Using Spark SQL from Scratch

To process structured data, Spark provides Spark SQL, which is similar to SQL.

You can create a table named src_data, write a data entry in each row of the src_data table, and store data in the mrs_20160907 cluster. You can then use SQL statements to query data in the src_data table. Afterward, you can delete the src_data table.

Prerequisites

You have obtained the AK/SK for writing data from the OBS data source to the Spark SQL table. The method for obtaining the AK/SK is as follows:
  1. Log in to the management console.
  2. Click the username and choose My Credential from the drop-down list.
  3. Click Access Keys.
  4. Click Add Access Key to switch to the Add Access Key page.
  5. Enter the login password, the verification code received in the email and click OK to download the access key. Keep the access key secure.

Procedure

  1. Prepare data sources for Spark SQL analysis.

    The following is an example of a text file:

    abcd3ghji
    efgh658ko
    1234jjyu9
    7h8kodfg1
    kk99icxz3

  2. Upload data to OBS.

    1. Log in to the OBS management console.
    2. Click Create Bucket to create a bucket and name it. The name must be unique or else the bucket cannot be created. Here name sparksql will be used as an example.
    3. In the sparksql bucket, click Create Folder to create the input folder.
    4. Go to the input folder, click  to select a local text file, and click Upload, as shown in Figure 1.
      Figure 1 Input file list

  3. Import the text file in OBS to HDFS.

    1. Log in to the MRS management console. In the navigation tree on the left, choose Clusters > Active Clusters and click the cluster named mrs_20160907. The mrs_20160907 cluster was created in section Creating a Cluster.
    2. Select File Management tab page.
    3. Click Create Folder and create the userinput file folder.
    4. Go to the userinput file folder, and click Import Data.
    5. Select the OBS and HDFS paths and click OK.

      OBS path: s3a://sparksql/input/sparksql-test.txt

      HDFS path: /user/userinput

  4. Submit the Spark SQL statement.

    1. On the Job Management tab page, select Spark SQL. The Spark SQL job page is displayed.

      Only when the mrs_20160907 cluster is in the running state can jobs be submitted.

    2. Enter the Spark SQL statement to create a table.

      When entering Spark SQL statements, ensure that the characters contained are fewer than 10,000.

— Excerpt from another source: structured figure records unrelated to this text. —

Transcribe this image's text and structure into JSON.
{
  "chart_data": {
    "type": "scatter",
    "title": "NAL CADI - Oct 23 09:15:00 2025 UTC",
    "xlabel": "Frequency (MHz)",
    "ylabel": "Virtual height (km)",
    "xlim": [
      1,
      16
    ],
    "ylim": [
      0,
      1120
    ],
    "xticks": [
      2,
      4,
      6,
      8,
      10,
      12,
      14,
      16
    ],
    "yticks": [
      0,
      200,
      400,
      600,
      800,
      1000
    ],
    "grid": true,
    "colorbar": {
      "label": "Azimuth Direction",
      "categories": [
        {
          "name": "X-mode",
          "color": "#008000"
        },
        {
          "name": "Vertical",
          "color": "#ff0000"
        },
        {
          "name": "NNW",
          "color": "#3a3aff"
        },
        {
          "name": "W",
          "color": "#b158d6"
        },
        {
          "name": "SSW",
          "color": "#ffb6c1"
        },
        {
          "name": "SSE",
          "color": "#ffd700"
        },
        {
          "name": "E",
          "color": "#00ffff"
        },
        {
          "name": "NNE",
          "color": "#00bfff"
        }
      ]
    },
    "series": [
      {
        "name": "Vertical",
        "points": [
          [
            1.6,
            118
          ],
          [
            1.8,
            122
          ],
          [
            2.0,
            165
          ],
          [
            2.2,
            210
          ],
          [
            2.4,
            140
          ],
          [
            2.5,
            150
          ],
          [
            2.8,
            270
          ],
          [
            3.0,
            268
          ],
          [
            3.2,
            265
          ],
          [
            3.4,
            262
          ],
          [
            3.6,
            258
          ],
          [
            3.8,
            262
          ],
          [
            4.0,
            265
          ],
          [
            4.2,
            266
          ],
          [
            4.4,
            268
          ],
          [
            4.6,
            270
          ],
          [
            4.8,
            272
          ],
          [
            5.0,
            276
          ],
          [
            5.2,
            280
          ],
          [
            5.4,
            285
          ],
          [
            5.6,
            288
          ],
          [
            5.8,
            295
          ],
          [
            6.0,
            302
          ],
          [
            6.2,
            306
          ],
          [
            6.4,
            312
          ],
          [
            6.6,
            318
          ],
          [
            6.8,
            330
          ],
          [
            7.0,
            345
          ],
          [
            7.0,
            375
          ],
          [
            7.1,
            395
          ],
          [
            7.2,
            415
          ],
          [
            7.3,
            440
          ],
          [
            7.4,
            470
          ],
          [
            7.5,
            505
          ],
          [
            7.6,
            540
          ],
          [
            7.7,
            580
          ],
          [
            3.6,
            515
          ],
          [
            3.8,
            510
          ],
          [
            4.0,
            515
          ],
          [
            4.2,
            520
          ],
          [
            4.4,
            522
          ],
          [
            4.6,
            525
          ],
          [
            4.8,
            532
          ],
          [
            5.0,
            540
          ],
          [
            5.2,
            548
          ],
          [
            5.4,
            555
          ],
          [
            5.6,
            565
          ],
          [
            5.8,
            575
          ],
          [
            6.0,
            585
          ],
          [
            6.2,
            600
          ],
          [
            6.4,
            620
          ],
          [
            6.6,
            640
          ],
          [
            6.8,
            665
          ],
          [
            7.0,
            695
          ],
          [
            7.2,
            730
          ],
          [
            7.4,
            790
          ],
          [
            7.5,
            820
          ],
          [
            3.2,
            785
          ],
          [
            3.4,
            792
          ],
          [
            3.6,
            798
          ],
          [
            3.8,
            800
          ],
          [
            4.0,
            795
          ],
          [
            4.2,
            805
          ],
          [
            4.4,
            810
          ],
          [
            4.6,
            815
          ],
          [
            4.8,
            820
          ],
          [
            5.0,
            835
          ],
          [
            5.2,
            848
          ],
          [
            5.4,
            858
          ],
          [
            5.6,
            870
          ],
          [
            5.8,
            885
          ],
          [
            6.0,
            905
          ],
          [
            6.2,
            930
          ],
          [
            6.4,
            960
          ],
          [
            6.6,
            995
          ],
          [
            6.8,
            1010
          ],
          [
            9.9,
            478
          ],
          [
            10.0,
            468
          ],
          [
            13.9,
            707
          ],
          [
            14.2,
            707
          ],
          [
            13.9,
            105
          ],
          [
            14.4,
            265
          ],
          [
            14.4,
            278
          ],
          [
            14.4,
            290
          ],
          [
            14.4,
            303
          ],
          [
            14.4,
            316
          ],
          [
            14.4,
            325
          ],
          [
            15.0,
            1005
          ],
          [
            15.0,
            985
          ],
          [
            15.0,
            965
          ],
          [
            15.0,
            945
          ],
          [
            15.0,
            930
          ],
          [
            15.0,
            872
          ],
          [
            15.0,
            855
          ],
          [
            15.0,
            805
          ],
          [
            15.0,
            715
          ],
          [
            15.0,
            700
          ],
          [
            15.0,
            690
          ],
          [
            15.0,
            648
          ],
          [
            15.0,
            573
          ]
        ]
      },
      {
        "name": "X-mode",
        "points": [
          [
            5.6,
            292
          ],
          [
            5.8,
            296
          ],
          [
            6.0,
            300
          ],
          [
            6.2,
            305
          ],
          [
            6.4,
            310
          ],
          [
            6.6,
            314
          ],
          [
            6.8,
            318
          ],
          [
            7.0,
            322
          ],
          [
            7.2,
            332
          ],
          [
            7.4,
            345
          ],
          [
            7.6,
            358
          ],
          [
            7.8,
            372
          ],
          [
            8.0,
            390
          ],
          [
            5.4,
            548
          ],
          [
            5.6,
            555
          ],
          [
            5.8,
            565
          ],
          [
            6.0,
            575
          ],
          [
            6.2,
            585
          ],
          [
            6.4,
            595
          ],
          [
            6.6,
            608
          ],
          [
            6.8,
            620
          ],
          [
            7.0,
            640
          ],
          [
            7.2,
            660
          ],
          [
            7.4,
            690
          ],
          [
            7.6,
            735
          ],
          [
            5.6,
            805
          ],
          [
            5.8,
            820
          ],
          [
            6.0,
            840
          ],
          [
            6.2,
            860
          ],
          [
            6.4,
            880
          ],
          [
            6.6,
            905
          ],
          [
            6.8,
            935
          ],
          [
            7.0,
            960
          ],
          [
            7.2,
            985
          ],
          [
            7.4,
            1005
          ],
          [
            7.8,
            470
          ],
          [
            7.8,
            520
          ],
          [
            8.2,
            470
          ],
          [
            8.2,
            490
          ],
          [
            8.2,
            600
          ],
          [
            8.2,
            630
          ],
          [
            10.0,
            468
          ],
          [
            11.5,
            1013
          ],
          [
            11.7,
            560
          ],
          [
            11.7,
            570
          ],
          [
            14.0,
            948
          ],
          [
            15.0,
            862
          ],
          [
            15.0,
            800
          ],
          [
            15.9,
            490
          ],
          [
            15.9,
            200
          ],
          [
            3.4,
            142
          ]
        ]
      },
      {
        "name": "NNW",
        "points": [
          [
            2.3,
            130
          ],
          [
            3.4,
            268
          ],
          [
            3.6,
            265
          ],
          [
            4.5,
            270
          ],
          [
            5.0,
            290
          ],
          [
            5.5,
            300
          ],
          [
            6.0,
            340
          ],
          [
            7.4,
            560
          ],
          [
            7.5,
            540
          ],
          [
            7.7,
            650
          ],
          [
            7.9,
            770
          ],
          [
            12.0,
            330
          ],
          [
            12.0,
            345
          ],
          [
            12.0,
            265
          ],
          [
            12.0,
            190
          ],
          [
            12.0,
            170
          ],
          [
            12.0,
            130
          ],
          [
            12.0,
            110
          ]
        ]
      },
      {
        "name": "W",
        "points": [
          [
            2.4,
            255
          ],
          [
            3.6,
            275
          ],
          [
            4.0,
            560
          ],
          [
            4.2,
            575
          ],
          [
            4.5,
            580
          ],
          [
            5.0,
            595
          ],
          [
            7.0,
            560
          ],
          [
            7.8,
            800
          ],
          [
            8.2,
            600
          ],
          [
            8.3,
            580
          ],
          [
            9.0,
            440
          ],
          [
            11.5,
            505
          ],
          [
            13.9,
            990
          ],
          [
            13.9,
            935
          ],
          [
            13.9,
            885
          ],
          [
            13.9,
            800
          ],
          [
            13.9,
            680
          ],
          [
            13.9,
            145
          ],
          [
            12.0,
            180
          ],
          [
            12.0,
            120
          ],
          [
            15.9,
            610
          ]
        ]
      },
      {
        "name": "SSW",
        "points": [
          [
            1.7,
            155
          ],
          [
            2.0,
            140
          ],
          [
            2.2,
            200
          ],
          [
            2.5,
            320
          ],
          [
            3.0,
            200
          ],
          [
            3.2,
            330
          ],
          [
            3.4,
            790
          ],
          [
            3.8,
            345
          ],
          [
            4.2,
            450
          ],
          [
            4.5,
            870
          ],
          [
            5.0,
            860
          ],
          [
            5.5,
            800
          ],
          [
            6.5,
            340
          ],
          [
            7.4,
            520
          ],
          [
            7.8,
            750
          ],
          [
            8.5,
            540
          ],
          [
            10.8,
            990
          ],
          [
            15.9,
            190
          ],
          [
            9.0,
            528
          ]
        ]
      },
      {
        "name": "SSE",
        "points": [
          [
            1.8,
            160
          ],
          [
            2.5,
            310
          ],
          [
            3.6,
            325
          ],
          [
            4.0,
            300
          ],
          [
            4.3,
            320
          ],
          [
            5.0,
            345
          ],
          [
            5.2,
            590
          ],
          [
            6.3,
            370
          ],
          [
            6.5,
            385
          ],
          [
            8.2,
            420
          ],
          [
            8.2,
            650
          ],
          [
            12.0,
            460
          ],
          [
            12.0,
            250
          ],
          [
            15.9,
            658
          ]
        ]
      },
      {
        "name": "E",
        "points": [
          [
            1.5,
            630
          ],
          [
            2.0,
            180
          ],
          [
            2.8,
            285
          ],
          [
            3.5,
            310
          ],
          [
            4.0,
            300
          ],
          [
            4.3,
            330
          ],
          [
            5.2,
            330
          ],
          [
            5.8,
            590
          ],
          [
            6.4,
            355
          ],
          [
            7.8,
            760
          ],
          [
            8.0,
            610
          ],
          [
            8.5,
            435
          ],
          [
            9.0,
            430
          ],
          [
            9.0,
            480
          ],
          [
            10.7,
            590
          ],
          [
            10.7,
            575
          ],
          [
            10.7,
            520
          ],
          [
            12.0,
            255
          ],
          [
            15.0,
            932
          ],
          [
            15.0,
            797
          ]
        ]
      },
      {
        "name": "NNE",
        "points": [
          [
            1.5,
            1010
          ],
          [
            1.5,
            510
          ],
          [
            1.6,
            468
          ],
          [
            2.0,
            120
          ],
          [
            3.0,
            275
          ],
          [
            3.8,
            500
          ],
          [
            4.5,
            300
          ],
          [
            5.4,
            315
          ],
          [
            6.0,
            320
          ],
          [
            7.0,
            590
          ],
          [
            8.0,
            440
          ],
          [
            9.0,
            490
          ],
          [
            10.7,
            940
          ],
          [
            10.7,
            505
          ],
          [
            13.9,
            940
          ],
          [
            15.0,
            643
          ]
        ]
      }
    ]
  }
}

      The syntax is as follows:

      CREATE [EXTERNAL] TABLE [IF NOT EXISTS] table_name [(col_name data_type [COMMENT col_comment], ...)] [COMMENT table_comment] [PARTITIONED BY (col_name data_type [COMMENT col_comment], ...)] [CLUSTERED BY (col_name, col_name, ...) [SORTED BY (col_name [ASC|DESC], ...)] INTO num_buckets BUCKETS] [ROW FORMAT row_format] [STORED AS file_format] [LOCATION hdfs_path];

      You can use either of the following two methods to create a table:

      • Method 1: Create table src_data and write data in every row.

        The data source is stored in the /user/userinput file folder of HDFS: create external table src_data(line string) row format delimited fields terminated by '\\n' stored as textfile location '/user/userinput';

        The data source is stored in the /sparksql/input file folder of OBS: create external table src_data(line string) row format delimited fields terminated by '\\n' stored as textfile location 's3a://AK:SK@sparksql/input';

        For the method of obtaining the AK/SK, see the description in Prerequisites.

      • Method 2: Create table src_data1 and load data to the src_data1 table in batches.

        create table src_data1 (line string) row format delimited fields terminated by ',' ;

        load data inpath '/user/userinput/sparksql-test.txtinto table src_data1;

      NOTE:

      When method 2 is used, the data from OBS cannot be loaded to the created tables directly.

    3. Enter the Spark SQL statement to query a table.

      The syntax is as follows:

      SELECT col_name FROM table_name;

      To query data in the src_data table, for example, enter the following statement:

      select * from src_data;

    4. Enter the Spark SQL statement to delete a table.

      The syntax is as follows:

      DROP TABLE [IF EXISTS] table_name;

      For example:

      drop table src_data;

    5. Click Check to check whether the statements are correct.
    6. Click Submit.

      After submitting Spark SQL statements, you can check whether the execution is successful in Last Execution Result and view detailed execution results in Last Query Result Set.

  5. Terminate a cluster.

    For details, see Terminating a Cluster in the User Guide.